The median score for each team across 10,000 simulations. Bars mark the range from the 25th to the 75th percentile of scores for each team. Teams are ordered by simulation rank.

The median score for each team across 10,000 simulations. Bars mark the range from the 25th to the 75th percentile of scores for each team. Teams are ordered by simulation rank.

To get at this question of whether we could see a surprise team on the podium, we should calculate the probability a team finishes on the podium based on our simulation results. In the figure below, you can see the probability each team, ordered by their simulation rank, will earn any podium spot, first place, second, place, third place, or fourth place. Obviously, from the two leaders on, the probability of making the podium declines to just above zero for Dickinson, the tenth best team in our simulations.

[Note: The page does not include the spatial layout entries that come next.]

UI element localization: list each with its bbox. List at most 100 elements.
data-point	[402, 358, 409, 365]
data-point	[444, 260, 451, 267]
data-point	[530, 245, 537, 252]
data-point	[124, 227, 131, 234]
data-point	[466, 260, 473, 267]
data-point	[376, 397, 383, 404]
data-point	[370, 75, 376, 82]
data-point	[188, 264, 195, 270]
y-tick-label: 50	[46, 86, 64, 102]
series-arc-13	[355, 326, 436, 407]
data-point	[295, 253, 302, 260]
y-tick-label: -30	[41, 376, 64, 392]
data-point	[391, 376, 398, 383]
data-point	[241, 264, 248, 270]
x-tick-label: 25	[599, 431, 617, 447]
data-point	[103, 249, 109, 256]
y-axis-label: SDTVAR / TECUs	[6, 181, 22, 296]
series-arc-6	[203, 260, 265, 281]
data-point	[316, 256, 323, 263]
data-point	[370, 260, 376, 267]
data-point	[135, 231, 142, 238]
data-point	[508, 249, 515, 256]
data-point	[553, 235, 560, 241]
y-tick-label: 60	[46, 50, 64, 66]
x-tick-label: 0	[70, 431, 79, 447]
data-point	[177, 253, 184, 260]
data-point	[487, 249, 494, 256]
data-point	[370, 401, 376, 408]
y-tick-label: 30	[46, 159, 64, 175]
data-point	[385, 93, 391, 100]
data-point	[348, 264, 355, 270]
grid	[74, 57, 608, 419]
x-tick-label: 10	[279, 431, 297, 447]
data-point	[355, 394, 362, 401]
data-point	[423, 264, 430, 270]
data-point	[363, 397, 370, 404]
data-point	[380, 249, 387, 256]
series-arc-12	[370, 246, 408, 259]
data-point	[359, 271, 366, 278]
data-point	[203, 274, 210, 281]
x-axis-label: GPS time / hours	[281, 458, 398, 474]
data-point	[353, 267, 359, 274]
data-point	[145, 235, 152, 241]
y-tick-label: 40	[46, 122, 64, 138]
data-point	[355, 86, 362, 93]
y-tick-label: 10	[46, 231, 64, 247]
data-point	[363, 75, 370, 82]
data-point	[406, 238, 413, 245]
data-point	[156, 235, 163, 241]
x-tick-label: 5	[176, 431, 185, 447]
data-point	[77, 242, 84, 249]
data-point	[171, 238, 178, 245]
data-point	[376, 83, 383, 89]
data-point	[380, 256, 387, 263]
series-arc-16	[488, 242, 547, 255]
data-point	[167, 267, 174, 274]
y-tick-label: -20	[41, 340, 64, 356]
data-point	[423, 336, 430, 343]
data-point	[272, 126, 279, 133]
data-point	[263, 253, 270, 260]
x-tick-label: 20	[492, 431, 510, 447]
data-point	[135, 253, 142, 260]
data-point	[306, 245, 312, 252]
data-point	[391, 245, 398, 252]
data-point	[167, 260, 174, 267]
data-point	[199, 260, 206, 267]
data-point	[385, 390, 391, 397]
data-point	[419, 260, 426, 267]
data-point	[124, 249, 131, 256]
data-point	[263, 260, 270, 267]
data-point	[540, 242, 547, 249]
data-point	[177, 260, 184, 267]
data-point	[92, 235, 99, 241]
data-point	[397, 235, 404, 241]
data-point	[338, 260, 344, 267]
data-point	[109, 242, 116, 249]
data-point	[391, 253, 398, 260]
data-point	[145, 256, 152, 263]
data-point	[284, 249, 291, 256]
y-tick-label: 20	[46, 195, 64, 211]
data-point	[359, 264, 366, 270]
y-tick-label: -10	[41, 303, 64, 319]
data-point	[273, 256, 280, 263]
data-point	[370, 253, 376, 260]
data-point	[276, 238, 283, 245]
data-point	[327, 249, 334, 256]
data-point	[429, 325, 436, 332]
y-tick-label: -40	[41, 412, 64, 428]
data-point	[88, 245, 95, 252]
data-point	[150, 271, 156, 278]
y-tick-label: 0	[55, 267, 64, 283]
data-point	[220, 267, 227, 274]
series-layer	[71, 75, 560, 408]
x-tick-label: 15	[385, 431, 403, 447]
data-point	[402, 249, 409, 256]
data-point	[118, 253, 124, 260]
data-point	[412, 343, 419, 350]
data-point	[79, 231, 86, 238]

The probabilities each team earns any spot on the podium, first place, second place, third place, or fourth place. Schools are ordered based on simulation rankings. Probabilities calculated based on the number of occurrences of each event across all 10,000 simulations.

The probabilities each team earns any spot on the podium, first place, second place, third place, or fourth place. Schools are ordered based on simulation rankings. Probabilities calculated based on the number of occurrences of each event across all 10,000 simulations.

Conclusion - Who is Going to Win it All?

Based on the fact that Hopkins already has a small advantage and that we believe that advantage will grow with a tapered and peaked performance this weekend, we will be selecting Johns Hopkins in a narrow, but comfortable race over MIT. Behind them, we will go with our simulations and take Carleton and Wash U., although we could be easily convinved to reverse that order.

Why You Should Listen to Us

We think our refinements of our method warrant serious consideration. Last year, we developed an approach that weighted races over the course of the season differently, based on when in the season they fell and how much they deviated from a runner’s average. A bad race received less weight, a good race received more. The most recent race received the most. However, we think we spread out these weights too evenly. Based on exploratory analyses, we think much more of the weight should be given to the most recent race and the best race a runner has in a season. As such, we’ve adjusted our methods.

Similarly, we’ve developed a more consistent approach for calculating speed ratings. In the past, as we developed the software we use to conduct our analyses, we relied heavily on human coding of races. This meant that inevitably, certain biases and inconsistencies appeared between races. This year, we relied more on predictive modeling and other automated techniques to generate consistent course corrections. These were still reviewed by humans, but ultimately led to less human involvement and assessment.

All together, we see ourselves making progress in addressing these two essential areas of speed rating. The collegiate context is much more difficult to deal with, as there is greater inequality in talent within certain conferences and regions than you would find in most geographically organized high school leagues, especially those in New York State, where speed rating analysis has been widely developed and employed. This means that we know we probably don’t have the formula perfectly tuned just yet. But, we think we are much closer this year than last, and we hope that the results bare that out come Saturday.